In conclusion, this research highlights the disparity between the general navigation competence and the cognitive capacities of the higher order necessary for the tasks on the web. The newly introduced webchorerena is a robust and detailed reference designed specifically to push web agents in territories where they must rely on reasoning, memory and logic. It replaces ambiguity with standardization, and its tasks imitate the digital chore that agents must learn to manage if they have to become really useful for automating real world activities.

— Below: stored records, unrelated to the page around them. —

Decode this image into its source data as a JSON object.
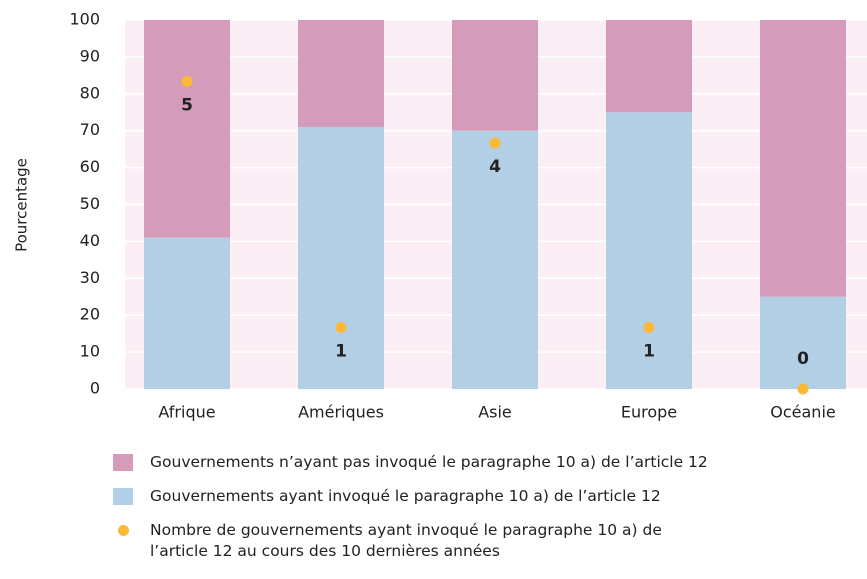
{
  "chart_data": {
    "type": "bar",
    "stacked": true,
    "ylabel": "Pourcentage",
    "categories": [
      "Afrique",
      "Amériques",
      "Asie",
      "Europe",
      "Océanie"
    ],
    "series": [
      {
        "name": "Gouvernements ayant invoqué le paragraphe 10 a) de l’article 12",
        "color": "#b3cfe6",
        "values": [
          41,
          71,
          70,
          75,
          25
        ]
      },
      {
        "name": "Gouvernements n’ayant pas invoqué le paragraphe 10 a) de l’article 12",
        "color": "#d49bbb",
        "values": [
          59,
          29,
          30,
          25,
          75
        ]
      },
      {
        "name": "Nombre de gouvernements ayant invoqué le paragraphe 10 a) de l’article 12 au cours des 10 dernières années",
        "color": "#fbb935",
        "type": "scatter",
        "axis": "y2",
        "values": [
          5,
          1,
          4,
          1,
          0
        ]
      }
    ],
    "ylim": [
      0,
      100
    ],
    "yticks": [
      0,
      10,
      20,
      30,
      40,
      50,
      60,
      70,
      80,
      90,
      100
    ],
    "y2lim": [
      0,
      6
    ],
    "grid": true,
    "background": "#fbeef4"
  }
}
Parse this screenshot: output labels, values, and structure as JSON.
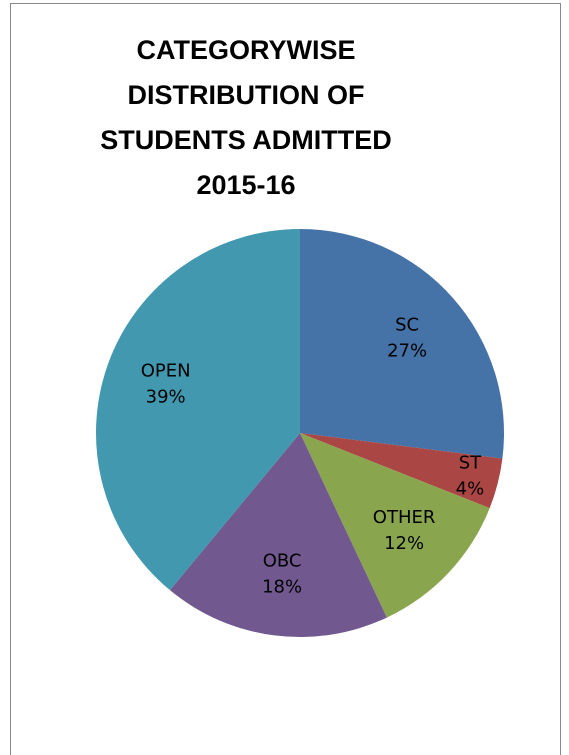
{
  "chart_data": {
    "type": "pie",
    "title": "CATEGORYWISE DISTRIBUTION OF STUDENTS ADMITTED 2015-16",
    "categories": [
      "SC",
      "ST",
      "OTHER",
      "OBC",
      "OPEN"
    ],
    "values": [
      27,
      4,
      12,
      18,
      39
    ],
    "value_labels": [
      "27%",
      "4%",
      "12%",
      "18%",
      "39%"
    ],
    "colors": [
      "#4572a7",
      "#aa4643",
      "#89a54e",
      "#71588f",
      "#4198af"
    ]
  }
}
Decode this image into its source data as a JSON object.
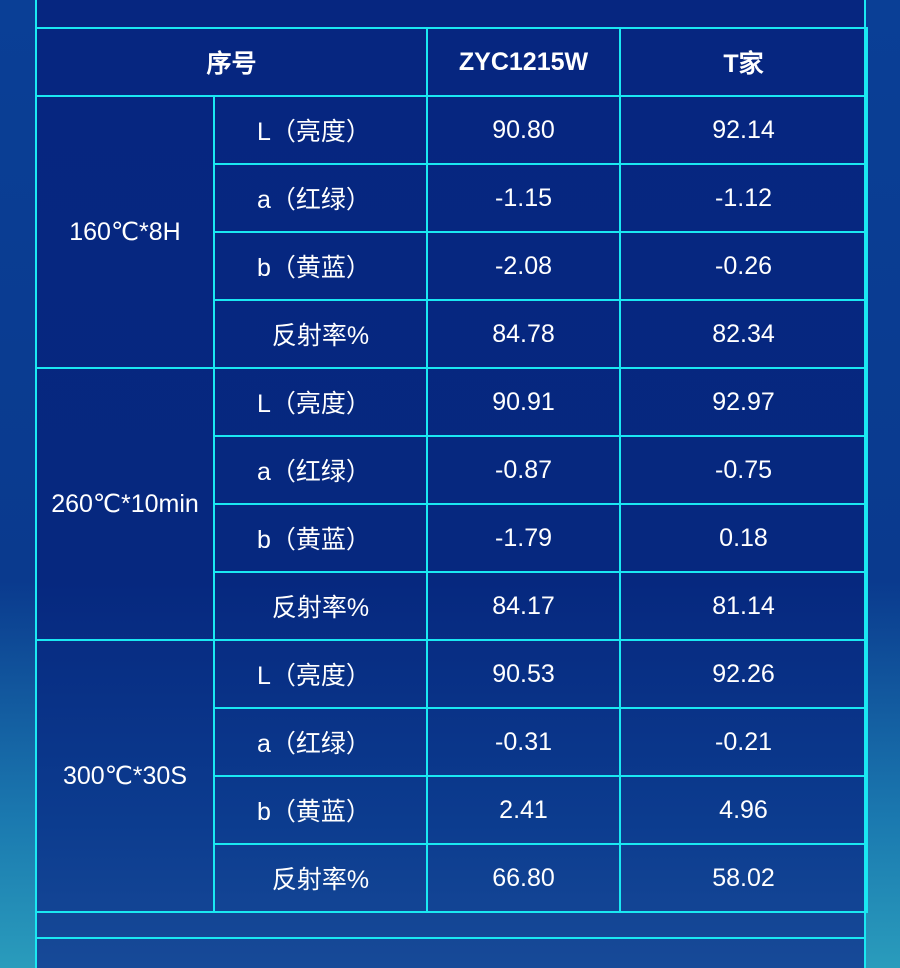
{
  "header": {
    "col0": "序号",
    "col1": "ZYC1215W",
    "col2": "T家"
  },
  "groups": [
    {
      "condition": "160℃*8H",
      "rows": [
        {
          "metric": "L（亮度）",
          "zyc": "90.80",
          "t": "92.14"
        },
        {
          "metric": "a（红绿）",
          "zyc": "-1.15",
          "t": "-1.12"
        },
        {
          "metric": "b（黄蓝）",
          "zyc": "-2.08",
          "t": "-0.26"
        },
        {
          "metric": "反射率%",
          "zyc": "84.78",
          "t": "82.34"
        }
      ]
    },
    {
      "condition": "260℃*10min",
      "rows": [
        {
          "metric": "L（亮度）",
          "zyc": "90.91",
          "t": "92.97"
        },
        {
          "metric": "a（红绿）",
          "zyc": "-0.87",
          "t": "-0.75"
        },
        {
          "metric": "b（黄蓝）",
          "zyc": "-1.79",
          "t": "0.18"
        },
        {
          "metric": "反射率%",
          "zyc": "84.17",
          "t": "81.14"
        }
      ]
    },
    {
      "condition": "300℃*30S",
      "rows": [
        {
          "metric": "L（亮度）",
          "zyc": "90.53",
          "t": "92.26"
        },
        {
          "metric": "a（红绿）",
          "zyc": "-0.31",
          "t": "-0.21"
        },
        {
          "metric": "b（黄蓝）",
          "zyc": "2.41",
          "t": "4.96"
        },
        {
          "metric": "反射率%",
          "zyc": "66.80",
          "t": "58.02"
        }
      ]
    }
  ],
  "colors": {
    "line": "#1ae8f2",
    "background": "#062680",
    "text": "#ffffff"
  }
}
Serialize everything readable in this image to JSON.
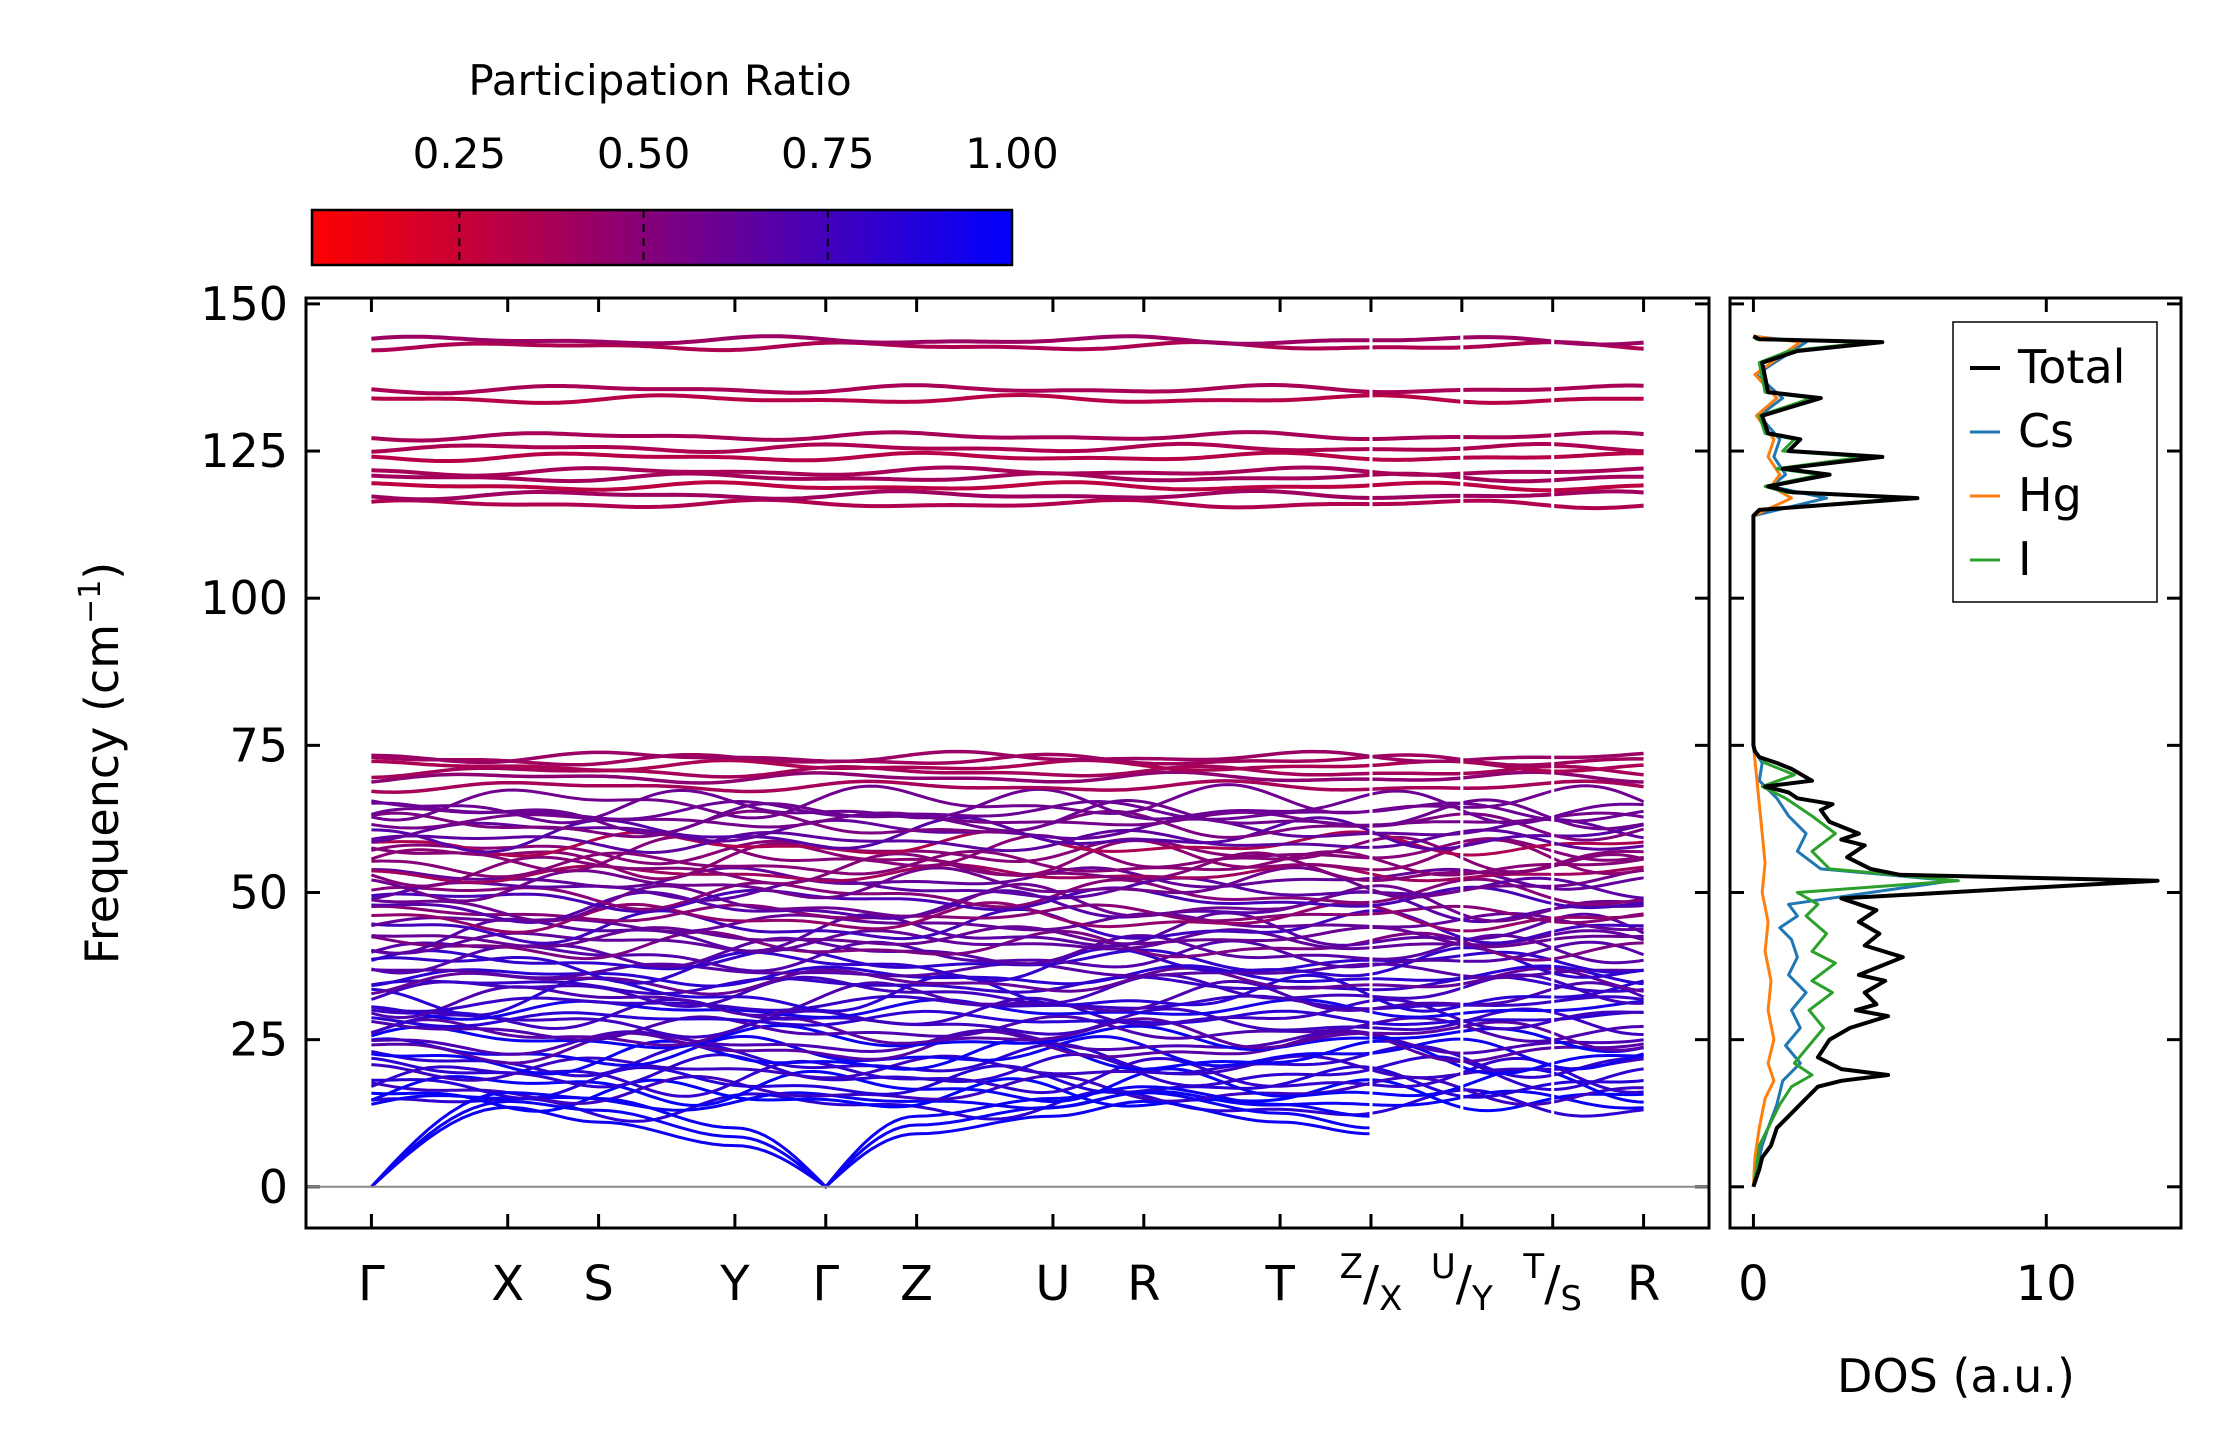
{
  "colorbar": {
    "title": "Participation Ratio",
    "ticks": [
      0.25,
      0.5,
      0.75,
      1.0
    ],
    "tick_labels": [
      "0.25",
      "0.50",
      "0.75",
      "1.00"
    ],
    "range": [
      0.05,
      1.0
    ],
    "color_low": "#ff0000",
    "color_high": "#0000ff"
  },
  "chart_data": [
    {
      "type": "line",
      "name": "phonon-band-structure",
      "ylabel": "Frequency (cm",
      "ylabel_sup": "−1",
      "ylabel_close": ")",
      "ylim": [
        -7,
        151
      ],
      "yticks": [
        0,
        25,
        50,
        75,
        100,
        125,
        150
      ],
      "ytick_labels": [
        "0",
        "25",
        "50",
        "75",
        "100",
        "125",
        "150"
      ],
      "xlim": [
        -0.72,
        14.72
      ],
      "kpoints": [
        {
          "label": "Γ",
          "x": 0
        },
        {
          "label": "X",
          "x": 1.5
        },
        {
          "label": "S",
          "x": 2.5
        },
        {
          "label": "Y",
          "x": 4
        },
        {
          "label": "Γ",
          "x": 5
        },
        {
          "label": "Z",
          "x": 6
        },
        {
          "label": "U",
          "x": 7.5
        },
        {
          "label": "R",
          "x": 8.5
        },
        {
          "label": "T",
          "x": 10
        },
        {
          "label": "Z",
          "sub": "X",
          "x": 11
        },
        {
          "label": "U",
          "sub": "Y",
          "x": 12
        },
        {
          "label": "T",
          "sub": "S",
          "x": 13
        },
        {
          "label": "R",
          "x": 14
        }
      ],
      "segments": [
        [
          0,
          11
        ],
        [
          11,
          12
        ],
        [
          12,
          13
        ],
        [
          13,
          14
        ]
      ],
      "acoustic_bands": [
        {
          "x": [
            0,
            1.5,
            2.5,
            4,
            5,
            6,
            7.5,
            8.5,
            10,
            11
          ],
          "y": [
            0,
            13.5,
            11,
            7,
            0,
            9,
            12,
            14.5,
            11,
            9
          ]
        },
        {
          "x": [
            0,
            1.5,
            2.5,
            4,
            5,
            6,
            7.5,
            8.5,
            10,
            11
          ],
          "y": [
            0,
            14.5,
            13,
            8.5,
            0,
            10.5,
            13.5,
            16,
            12.5,
            10
          ]
        },
        {
          "x": [
            0,
            1.5,
            2.5,
            4,
            5,
            6,
            7.5,
            8.5,
            10,
            11
          ],
          "y": [
            0,
            16,
            15,
            10,
            0,
            12,
            15,
            17,
            14,
            12
          ]
        }
      ],
      "optical_bands_high": [
        116,
        117.5,
        119,
        120.5,
        121.5,
        124,
        125.5,
        127.5,
        133.8,
        135.5,
        142.8,
        143.8
      ],
      "optical_bands_mid": [
        68,
        69.5,
        70.5,
        71.5,
        72.5,
        73
      ],
      "optical_band_range": [
        13.5,
        66
      ],
      "optical_band_count": 64,
      "baseline": 0
    },
    {
      "type": "line",
      "name": "density-of-states",
      "xlabel": "DOS (a.u.)",
      "xlim": [
        -0.8,
        14.6
      ],
      "xticks": [
        0,
        10
      ],
      "xtick_labels": [
        "0",
        "10"
      ],
      "ylim": [
        -7,
        151
      ],
      "legend_position": "top-right",
      "legend": [
        "Total",
        "Cs",
        "Hg",
        "I"
      ],
      "series": [
        {
          "name": "Total",
          "color": "#000000",
          "points": [
            [
              0,
              0
            ],
            [
              0.2,
              3
            ],
            [
              0.3,
              5
            ],
            [
              0.6,
              7
            ],
            [
              0.8,
              10
            ],
            [
              1.2,
              12
            ],
            [
              1.8,
              15
            ],
            [
              2.2,
              17
            ],
            [
              3,
              18
            ],
            [
              4.6,
              19
            ],
            [
              3,
              20
            ],
            [
              2.2,
              22
            ],
            [
              2.6,
              25
            ],
            [
              3.3,
              27
            ],
            [
              4.6,
              29
            ],
            [
              3.5,
              30
            ],
            [
              4.2,
              31
            ],
            [
              3.8,
              33
            ],
            [
              4.5,
              35
            ],
            [
              3.6,
              36
            ],
            [
              5.1,
              39
            ],
            [
              3.8,
              41
            ],
            [
              4.3,
              43
            ],
            [
              3.6,
              45
            ],
            [
              4.2,
              47
            ],
            [
              3,
              49
            ],
            [
              13.8,
              52
            ],
            [
              5,
              53
            ],
            [
              4,
              54
            ],
            [
              3.2,
              56
            ],
            [
              3.8,
              58
            ],
            [
              3,
              59
            ],
            [
              3.6,
              60
            ],
            [
              2.6,
              62
            ],
            [
              2.3,
              64
            ],
            [
              2.7,
              65
            ],
            [
              1.5,
              66
            ],
            [
              1.2,
              67
            ],
            [
              0.4,
              68
            ],
            [
              2,
              69
            ],
            [
              1.3,
              71
            ],
            [
              0.8,
              72
            ],
            [
              0.2,
              73
            ],
            [
              0.05,
              74
            ],
            [
              0,
              75
            ],
            [
              0,
              114
            ],
            [
              0.2,
              115
            ],
            [
              5.6,
              117
            ],
            [
              1.3,
              118
            ],
            [
              0.5,
              119
            ],
            [
              2.6,
              121
            ],
            [
              1,
              122
            ],
            [
              4.4,
              124
            ],
            [
              1.2,
              125
            ],
            [
              1.6,
              127
            ],
            [
              0.5,
              128
            ],
            [
              0.3,
              131
            ],
            [
              2.3,
              134
            ],
            [
              0.5,
              135
            ],
            [
              0.3,
              140
            ],
            [
              1.5,
              142
            ],
            [
              4.4,
              143.5
            ],
            [
              0.2,
              144
            ],
            [
              0,
              144.5
            ]
          ]
        },
        {
          "name": "Cs",
          "color": "#1f77b4",
          "points": [
            [
              0,
              0
            ],
            [
              0.1,
              3
            ],
            [
              0.3,
              7
            ],
            [
              0.5,
              10
            ],
            [
              0.8,
              14
            ],
            [
              1,
              18
            ],
            [
              1.6,
              21
            ],
            [
              1.1,
              24
            ],
            [
              1.6,
              27
            ],
            [
              1.3,
              30
            ],
            [
              1.8,
              33
            ],
            [
              1.2,
              36
            ],
            [
              1.5,
              39
            ],
            [
              1.3,
              42
            ],
            [
              0.9,
              44
            ],
            [
              1.5,
              46
            ],
            [
              1.2,
              48
            ],
            [
              6.8,
              52
            ],
            [
              2.3,
              54
            ],
            [
              1.5,
              57
            ],
            [
              1.8,
              60
            ],
            [
              1.2,
              63
            ],
            [
              0.8,
              66
            ],
            [
              0.2,
              69
            ],
            [
              0.3,
              72
            ],
            [
              0.05,
              74
            ],
            [
              0,
              75
            ],
            [
              0,
              114
            ],
            [
              2.5,
              117
            ],
            [
              0.6,
              119
            ],
            [
              1.1,
              121
            ],
            [
              0.7,
              124
            ],
            [
              0.9,
              127
            ],
            [
              0.2,
              131
            ],
            [
              1,
              134
            ],
            [
              0.1,
              138
            ],
            [
              1.8,
              143.5
            ],
            [
              0,
              144.5
            ]
          ]
        },
        {
          "name": "Hg",
          "color": "#ff7f0e",
          "points": [
            [
              0,
              0
            ],
            [
              0.05,
              5
            ],
            [
              0.2,
              10
            ],
            [
              0.4,
              15
            ],
            [
              0.7,
              18
            ],
            [
              0.5,
              21
            ],
            [
              0.7,
              25
            ],
            [
              0.5,
              30
            ],
            [
              0.6,
              35
            ],
            [
              0.4,
              40
            ],
            [
              0.5,
              45
            ],
            [
              0.3,
              50
            ],
            [
              0.4,
              55
            ],
            [
              0.3,
              60
            ],
            [
              0.2,
              65
            ],
            [
              0.1,
              70
            ],
            [
              0,
              75
            ],
            [
              0,
              114
            ],
            [
              1.3,
              117
            ],
            [
              0.6,
              119
            ],
            [
              0.9,
              121
            ],
            [
              0.5,
              124
            ],
            [
              0.7,
              127
            ],
            [
              0.1,
              131
            ],
            [
              0.8,
              134
            ],
            [
              0.05,
              138
            ],
            [
              1.6,
              143.5
            ],
            [
              0,
              144.5
            ]
          ]
        },
        {
          "name": "I",
          "color": "#2ca02c",
          "points": [
            [
              0,
              0
            ],
            [
              0.1,
              3
            ],
            [
              0.2,
              7
            ],
            [
              0.5,
              10
            ],
            [
              0.9,
              14
            ],
            [
              1.3,
              17
            ],
            [
              2,
              19
            ],
            [
              1.4,
              21
            ],
            [
              1.9,
              24
            ],
            [
              2.4,
              27
            ],
            [
              1.9,
              30
            ],
            [
              2.7,
              33
            ],
            [
              2,
              35
            ],
            [
              2.8,
              38
            ],
            [
              2,
              40
            ],
            [
              2.5,
              43
            ],
            [
              1.8,
              46
            ],
            [
              2.2,
              48
            ],
            [
              1.5,
              50
            ],
            [
              7,
              52
            ],
            [
              2.6,
              54
            ],
            [
              2,
              57
            ],
            [
              2.8,
              60
            ],
            [
              2,
              63
            ],
            [
              1.1,
              66
            ],
            [
              0.3,
              68
            ],
            [
              1.4,
              70
            ],
            [
              0.4,
              72
            ],
            [
              0.05,
              74
            ],
            [
              0,
              75
            ],
            [
              0,
              114
            ],
            [
              0.2,
              115
            ],
            [
              5.2,
              117
            ],
            [
              1.1,
              118
            ],
            [
              0.4,
              119
            ],
            [
              2.3,
              121
            ],
            [
              0.8,
              122
            ],
            [
              3.8,
              124
            ],
            [
              1,
              125
            ],
            [
              1.4,
              127
            ],
            [
              0.4,
              128
            ],
            [
              0.2,
              131
            ],
            [
              2,
              134
            ],
            [
              0.4,
              135
            ],
            [
              0.2,
              140
            ],
            [
              1.2,
              142
            ],
            [
              4,
              143.5
            ],
            [
              0.1,
              144
            ],
            [
              0,
              144.5
            ]
          ]
        }
      ]
    }
  ]
}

Discover the Paper,, GitHub page And Project page. All the merit of this research goes to researchers in this project.
🆕 Did you know? Marktechpost is the fastest growth media platform – injured by more than a million monthly readers. Book a strategy call to discuss the objectives of your campaign. Also, don't hesitate to follow us Twitter And don't forget to join our 95K + ML Subdreddit and subscribe to Our newsletter.
Asif Razzaq is the CEO of Marktechpost Media Inc .. as a visionary entrepreneur and engineer, AIF undertakes to exploit the potential of artificial intelligence for social good. His most recent company is the launch of an artificial intelligence media platform, Marktechpost, which stands out from its in-depth coverage of automatic learning and in-depth learning news which are both technically solid and easily understandable by a large audience. The platform has more than 2 million monthly views, illustrating its popularity with the public.